The Lost Leonardo da Vinci?
The Battle of Anghiari is often referred to as “The Lost Leonardo.” At the time of its creation, it was considered his finest work. Today it’s remembered via a few sketches done by da Vinci as well as a Peter Paul Rubens drawing which was apparently inspired by a copy of the original work (Ruben’s drawing is pictured above).
Over fifty years after da Vinci stopped working on the Battle of Anghiari, Vasari was hired to remodel the room where it was located. In the process, the mural vanished. Later art historians believed that Da Vinci’s painting was gone forever.
Did Giorgio Vasari save The Battle of Anghiari?
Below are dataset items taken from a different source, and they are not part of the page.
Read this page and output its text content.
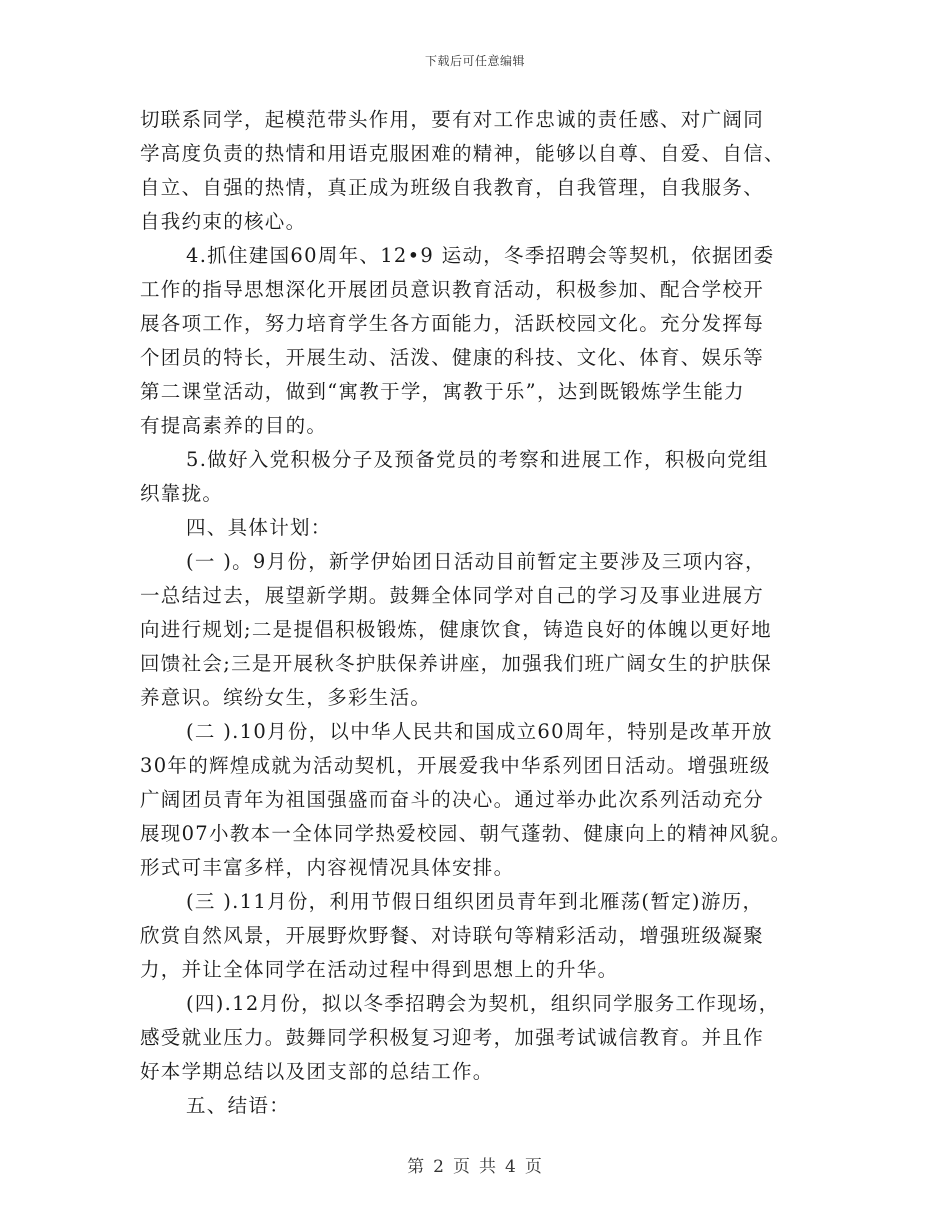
下载后可任意编辑
切联系同学，起模范带头作用，要有对工作忠诚的责任感、对广阔同
学高度负责的热情和用语克服困难的精神，能够以自尊、自爱、自信、
自立、自强的热情，真正成为班级自我教育，自我管理，自我服务、
自我约束的核心。
4.抓住建国60周年、12•9 运动，冬季招聘会等契机，依据团委
工作的指导思想深化开展团员意识教育活动，积极参加、配合学校开
展各项工作，努力培育学生各方面能力，活跃校园文化。充分发挥每
个团员的特长，开展生动、活泼、健康的科技、文化、体育、娱乐等
第二课堂活动，做到“寓教于学，寓教于乐”，达到既锻炼学生能力
有提高素养的目的。
5.做好入党积极分子及预备党员的考察和进展工作，积极向党组
织靠拢。
四、具体计划：
(一 )。9月份，新学伊始团日活动目前暂定主要涉及三项内容，
一总结过去，展望新学期。鼓舞全体同学对自己的学习及事业进展方
向进行规划;二是提倡积极锻炼，健康饮食，铸造良好的体魄以更好地
回馈社会;三是开展秋冬护肤保养讲座，加强我们班广阔女生的护肤保
养意识。缤纷女生，多彩生活。
(二 ).10月份，以中华人民共和国成立60周年，特别是改革开放
30年的辉煌成就为活动契机，开展爱我中华系列团日活动。增强班级
广阔团员青年为祖国强盛而奋斗的决心。通过举办此次系列活动充分
展现07小教本一全体同学热爱校园、朝气蓬勃、健康向上的精神风貌。
形式可丰富多样，内容视情况具体安排。
(三 ).11月份，利用节假日组织团员青年到北雁荡(暂定)游历，
欣赏自然风景，开展野炊野餐、对诗联句等精彩活动，增强班级凝聚
力，并让全体同学在活动过程中得到思想上的升华。
(四).12月份，拟以冬季招聘会为契机，组织同学服务工作现场，
感受就业压力。鼓舞同学积极复习迎考，加强考试诚信教育。并且作
好本学期总结以及团支部的总结工作。
五、结语：
第 2 页 共 4 页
But in 1861, workers removed a wall from Santa Maria Novella. The wall had been adorned with Vasari’s Madonna of the Rosary. Behind it, they discovered a 1428 piece by Masaccio entitled Trinità. Rather than destroy Masaccio’s fresco, Vasari had covered it up with a false wall and in the process, saved it for future generations. In 2000, Carlo Pedretti “proposed that Vasari saved Leonardo’s masterpiece just as he had Masaccio’s.”
Art diagnostic expert Maurizio Seracini took the suggestion to heart. In 2005, he used sophisticated radar equipment to discover “a narrow cavity behind the Vasari fresco Battle of Marciano.” In true Da Vinci Code fashion, he also found an inscription from Vasari on the Battle of Marciano. It reads “Cerca, trova.” Or, “Seek and you shall find.”
Seracini hopes to locate the work by using a “special copper-crystal mosaic gamma ray diffraction lens.” The camera would fire neutrons through the existing wall. If da Vinci’s painting is behind it, then the metals in the paint will emit gamma rays allowing Seracini to map the strokes. An ambitious fund-raising effort is underway to pay for the camera. But with just 32 days to go, it’s short by $244,000. If you’re interested in donating to the cause, visit here.
Guerrilla Explorer’s Analysis
It remains uncertain whether or not the painting was actually hidden away in the first place. And even if Vasari did store it behind a false wall, experts believe that it could be in extremely poor shape. Still, the search is worthwhile. For if Seracini is right, then what may have been da Vinci’s greatest masterpiece will get a second opportunity to see the light of day…and to dazzle the world.